Growing up in Africa I watched my father travelling different parts of the world for business purpose in a way or another it has kindled my fascination of being a business owner. As a college student following graduation from Penn State Harrisburg, I’m planning to work in accounting and finance where I’m hoping to gain skills and experience that are going to assist me in realizing my ambition of starting my business probably 10 years from now. It is part of that long-term goal and the desire of learning from other people businesses’ insights and endeavors I decide to search on Eric Ries.
Ranked 12th in 2015, and 16th in 2017 on Thinkers 50 list, Eric Ries is an entrepreneur and the author of Lean Startup and The Startup Way, New York times bestselling.
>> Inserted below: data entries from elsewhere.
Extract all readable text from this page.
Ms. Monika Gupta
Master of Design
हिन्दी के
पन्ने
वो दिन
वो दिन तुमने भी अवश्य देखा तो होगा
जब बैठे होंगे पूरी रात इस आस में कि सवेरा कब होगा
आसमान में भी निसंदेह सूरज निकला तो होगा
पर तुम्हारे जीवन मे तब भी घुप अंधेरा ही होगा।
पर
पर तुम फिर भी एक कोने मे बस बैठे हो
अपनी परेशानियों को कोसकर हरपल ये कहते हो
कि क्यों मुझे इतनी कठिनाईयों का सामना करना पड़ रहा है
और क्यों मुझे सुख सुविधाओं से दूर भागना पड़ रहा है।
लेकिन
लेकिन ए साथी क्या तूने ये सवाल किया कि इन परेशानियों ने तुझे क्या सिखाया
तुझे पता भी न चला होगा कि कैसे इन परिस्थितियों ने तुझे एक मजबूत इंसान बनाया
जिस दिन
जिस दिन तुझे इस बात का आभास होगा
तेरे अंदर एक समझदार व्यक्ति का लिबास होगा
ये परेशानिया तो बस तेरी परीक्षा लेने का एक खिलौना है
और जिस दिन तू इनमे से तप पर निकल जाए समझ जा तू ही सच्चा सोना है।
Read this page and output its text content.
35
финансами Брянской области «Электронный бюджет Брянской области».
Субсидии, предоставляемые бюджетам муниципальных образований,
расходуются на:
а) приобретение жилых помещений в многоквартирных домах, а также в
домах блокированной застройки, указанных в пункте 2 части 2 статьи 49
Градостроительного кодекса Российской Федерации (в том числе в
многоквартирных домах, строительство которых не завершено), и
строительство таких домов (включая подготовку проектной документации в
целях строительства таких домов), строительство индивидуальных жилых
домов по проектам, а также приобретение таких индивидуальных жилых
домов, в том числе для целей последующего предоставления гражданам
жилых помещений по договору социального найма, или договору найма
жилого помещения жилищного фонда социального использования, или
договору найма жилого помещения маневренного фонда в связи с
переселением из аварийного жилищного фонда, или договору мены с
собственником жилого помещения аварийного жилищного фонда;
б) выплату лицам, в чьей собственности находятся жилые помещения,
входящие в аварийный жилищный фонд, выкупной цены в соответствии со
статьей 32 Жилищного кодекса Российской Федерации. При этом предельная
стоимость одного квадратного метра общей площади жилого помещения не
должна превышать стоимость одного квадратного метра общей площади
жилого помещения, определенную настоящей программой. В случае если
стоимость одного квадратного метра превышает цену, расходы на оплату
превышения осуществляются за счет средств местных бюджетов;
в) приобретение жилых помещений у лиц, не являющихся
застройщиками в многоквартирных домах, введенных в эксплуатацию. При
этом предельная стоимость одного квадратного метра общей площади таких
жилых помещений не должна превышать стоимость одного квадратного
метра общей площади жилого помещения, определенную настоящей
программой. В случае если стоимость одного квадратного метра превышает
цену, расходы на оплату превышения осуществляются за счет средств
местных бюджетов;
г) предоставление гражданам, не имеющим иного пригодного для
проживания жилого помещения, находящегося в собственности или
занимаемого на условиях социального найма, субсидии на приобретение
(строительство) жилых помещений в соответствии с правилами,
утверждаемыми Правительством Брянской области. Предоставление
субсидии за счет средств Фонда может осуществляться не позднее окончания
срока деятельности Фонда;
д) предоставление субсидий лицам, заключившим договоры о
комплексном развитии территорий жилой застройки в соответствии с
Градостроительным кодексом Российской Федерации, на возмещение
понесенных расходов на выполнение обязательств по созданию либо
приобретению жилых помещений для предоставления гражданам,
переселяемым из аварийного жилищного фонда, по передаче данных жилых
Following his graduation from Yale University in 2001, he began working as a software engineer at Silicon Valley more precisely with THERE Inc. Two years later Ries, left THERE Inc.
and joined Will Harvey in 2004 to co found IMVU where he served as CTO until 2008. Eric does a lot of consulting for startups, big corporation, and venture capital firm, He guides companies on business and product strategy. In 2010 Eric was named an entrepreneur in residence at Harvard Business School. He is also constantly being invited at business events where he shares his business insights. Eric is a resident of San Francisco with his wife and two children. Now that I introduced Eric Ries, next let’s look in details his most influential work “Lean Startup methodology’’ that has been written about in different business journal such as the Harvard Business Review, the New York Times, the Wall Street Journal, the Huffington Post, and various blogs but, also has revolutionized the practice of business all over the world.
Eric Ries lean startup methodology encompasses three different parts Vision, Steer, Acceleration plus the experience he had while he was working with IMVU. In the book (Lean Startup) he focused his ideas around the notion of build-measure-learn feedback loop and the validated learning primarily to change the means of building startups and how their new products are distributed. He presented vision as a common mission both for startups and large companies that been in business for many years. To attain that vision, all businesses need to use a strategy that will enable to build a successful business model. For Mr. Ries a startup Vision should be built on learning and experiments. This is where the organization will figure out it validated learning. The startup will launch various experiments to determine what product does work and does not work by starting with low-quality prototype. Instead of not charging customers, charge them from day one and set low-volume revenue goals for measuring performance. However, it is important for the startup to select customers that are not reluctant to changes or test a product and more tolerable (early adopters) of the quality of the prototype.
The core of the lean startup model is the Build-Measure-Learn feedback loop (see Exhibit1). After launching the prototype, the aim is to quickly learn and improve the product based on feedback from users. Eric displayed that it is at the Steer stage where after putting the product out for carefully selected customers (early adopters), tested the different assumptions starting from the riskiest one and collected the results that the startup will determine whether or not it should pivot or persevere. The number of pivots a startup can make is its runway. There are different types of pivots such as zoom-in pivot, zoom-out pivot, customer segment Pivot… all of them backed up with a definition or an example.
The final stage for a startup is Accelerate. Eric exposed approaches that empower lean startups to speed their business model through the Build- Measure- Learn feedback loop. He displayed lean manufacturing ideas that are applicable to startups such as, the small-batch approach even though it seems to be inefficient. Nevertheless, the small batch approach is efficient in detecting defection as well as receiving very useful feedback from customers. Eric discusses organizational design and how products grow. As a startup expands it is required to adapt the changing customer base. Early adopters are more tolerable of the quality; average customers are not. That’s something startups should keep mind when they are growing.
In summary, the Lean Startup strategy grows companies that constantly invest and innovate to be more productive in a very tight market where you have lot of competitions. The lean startup methodology counts on validated learning, build-measure-learn feedback loop through scientific experiments to measure the progress. The lean startup approach alert companies to change directions and shift their plans very quickly whenever the needs rise. Instead of wasting their time developing business The Lean Startup provides entrepreneurs means of conquering the market in an age when businesses need to be creative more than ever.